Sister Ryan found the people who benefited from the job-training center to be highly skilled, reliable, and needing jobs to support their families. In a year’s time, Neighborhood Artisans brought an estimated $95,000 worth of salaries to the parish neighborhood. Sister Ryan served as co-director of Neighborhood Artisans for eight years. The center is still in operation today, located in Highland Park, Michigan.
For Sister Ryan’s creative spirit, it was important to engage in art and in work with the poor, as well as to pursue the contemplative life. While it was hard to withdraw from her work at Neighborhood Artisans, Sister Ryan soon began a similar ministry in Bangor, Maine. With a view to helping residents earn their livelihood, she opened a well-located store downtown, where homemade knitted goods, cards, hand woven rugs, jams, paper flowers—all manner of goods were sold. When she was not working there (sometimes ten hours a day), she was at home working with people who needed help with their projects. In the midst of it all, she earned a BFA at the University of Maine.

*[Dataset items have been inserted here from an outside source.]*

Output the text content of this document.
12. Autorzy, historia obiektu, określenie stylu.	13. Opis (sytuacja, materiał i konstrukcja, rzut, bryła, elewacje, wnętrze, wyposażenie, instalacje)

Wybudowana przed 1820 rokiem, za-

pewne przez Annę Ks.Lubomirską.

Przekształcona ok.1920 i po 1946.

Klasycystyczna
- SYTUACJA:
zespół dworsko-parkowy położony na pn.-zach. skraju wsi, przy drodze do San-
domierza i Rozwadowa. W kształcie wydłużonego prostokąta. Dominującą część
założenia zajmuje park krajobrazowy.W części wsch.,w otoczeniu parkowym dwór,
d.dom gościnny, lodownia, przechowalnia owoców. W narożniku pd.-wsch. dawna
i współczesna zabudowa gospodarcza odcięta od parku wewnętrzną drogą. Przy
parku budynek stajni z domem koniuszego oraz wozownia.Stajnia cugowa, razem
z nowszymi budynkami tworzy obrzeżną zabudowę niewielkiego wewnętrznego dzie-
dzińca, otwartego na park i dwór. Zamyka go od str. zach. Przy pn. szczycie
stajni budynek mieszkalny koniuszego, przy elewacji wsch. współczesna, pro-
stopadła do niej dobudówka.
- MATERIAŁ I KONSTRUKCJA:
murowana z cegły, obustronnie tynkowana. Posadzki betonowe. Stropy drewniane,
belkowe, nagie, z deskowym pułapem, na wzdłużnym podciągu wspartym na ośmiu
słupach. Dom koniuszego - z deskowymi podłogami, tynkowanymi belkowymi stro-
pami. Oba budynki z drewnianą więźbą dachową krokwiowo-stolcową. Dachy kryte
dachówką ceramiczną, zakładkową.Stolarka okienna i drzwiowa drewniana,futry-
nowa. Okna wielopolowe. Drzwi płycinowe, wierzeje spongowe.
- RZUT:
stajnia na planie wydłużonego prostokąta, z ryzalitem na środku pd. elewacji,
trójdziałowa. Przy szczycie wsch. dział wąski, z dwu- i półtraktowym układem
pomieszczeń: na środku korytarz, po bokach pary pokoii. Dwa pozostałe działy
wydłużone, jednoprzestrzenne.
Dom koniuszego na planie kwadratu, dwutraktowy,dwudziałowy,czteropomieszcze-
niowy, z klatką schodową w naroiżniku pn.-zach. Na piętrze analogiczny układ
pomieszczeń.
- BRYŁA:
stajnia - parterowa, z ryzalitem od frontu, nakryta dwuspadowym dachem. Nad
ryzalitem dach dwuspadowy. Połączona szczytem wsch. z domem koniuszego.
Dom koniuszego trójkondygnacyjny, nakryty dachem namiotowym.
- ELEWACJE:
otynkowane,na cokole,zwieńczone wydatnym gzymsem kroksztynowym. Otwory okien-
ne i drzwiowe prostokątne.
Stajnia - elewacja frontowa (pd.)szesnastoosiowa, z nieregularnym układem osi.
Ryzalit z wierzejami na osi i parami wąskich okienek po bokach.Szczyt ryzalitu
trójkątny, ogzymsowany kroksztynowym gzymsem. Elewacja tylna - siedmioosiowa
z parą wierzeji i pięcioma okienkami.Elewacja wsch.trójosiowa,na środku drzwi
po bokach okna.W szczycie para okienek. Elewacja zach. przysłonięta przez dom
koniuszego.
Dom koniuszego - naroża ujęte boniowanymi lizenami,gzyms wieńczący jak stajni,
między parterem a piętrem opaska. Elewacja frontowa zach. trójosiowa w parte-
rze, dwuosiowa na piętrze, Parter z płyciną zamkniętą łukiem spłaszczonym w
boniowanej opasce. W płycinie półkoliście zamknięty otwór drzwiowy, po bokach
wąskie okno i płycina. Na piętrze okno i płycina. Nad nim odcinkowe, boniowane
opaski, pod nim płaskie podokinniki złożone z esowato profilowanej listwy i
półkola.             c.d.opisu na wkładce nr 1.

In 2015, as her health declined, Sister Ryan moved to Albany where, for a brief time, she lived at Abba House. In early 2016 as she needed care, she moved to Teresian House, something she found difficult and confining for her free spirit. Although she struggled mightily, she endeared herself to the staff, volunteers, and the other residents to such an extent that one of the security guards, expressing his sadness when she died, said “She was one of us.”
During the last two days of Sister Ryan’s life, there was a steady stream of staff, residents, and her RSCJ sisters in and out of her room to pray beside her or simply to be with her as she waited in deep sleep. Finally, the afternoon of November 20, only the beloved aide, who had spared nothing in her care of her, watched her slip away into the freedom of God’s embrace.
Sister Ryan is survived by her brother, Owen Ryan, and his family in Kirkwood, Pennsylvania, by her brother-in-law in Maine, and by her sisters in the Society of the Sacred Heart.
Sister Ryan’s funeral Mass took place on Tuesday, Dec. 3, 2019, at Teresian House.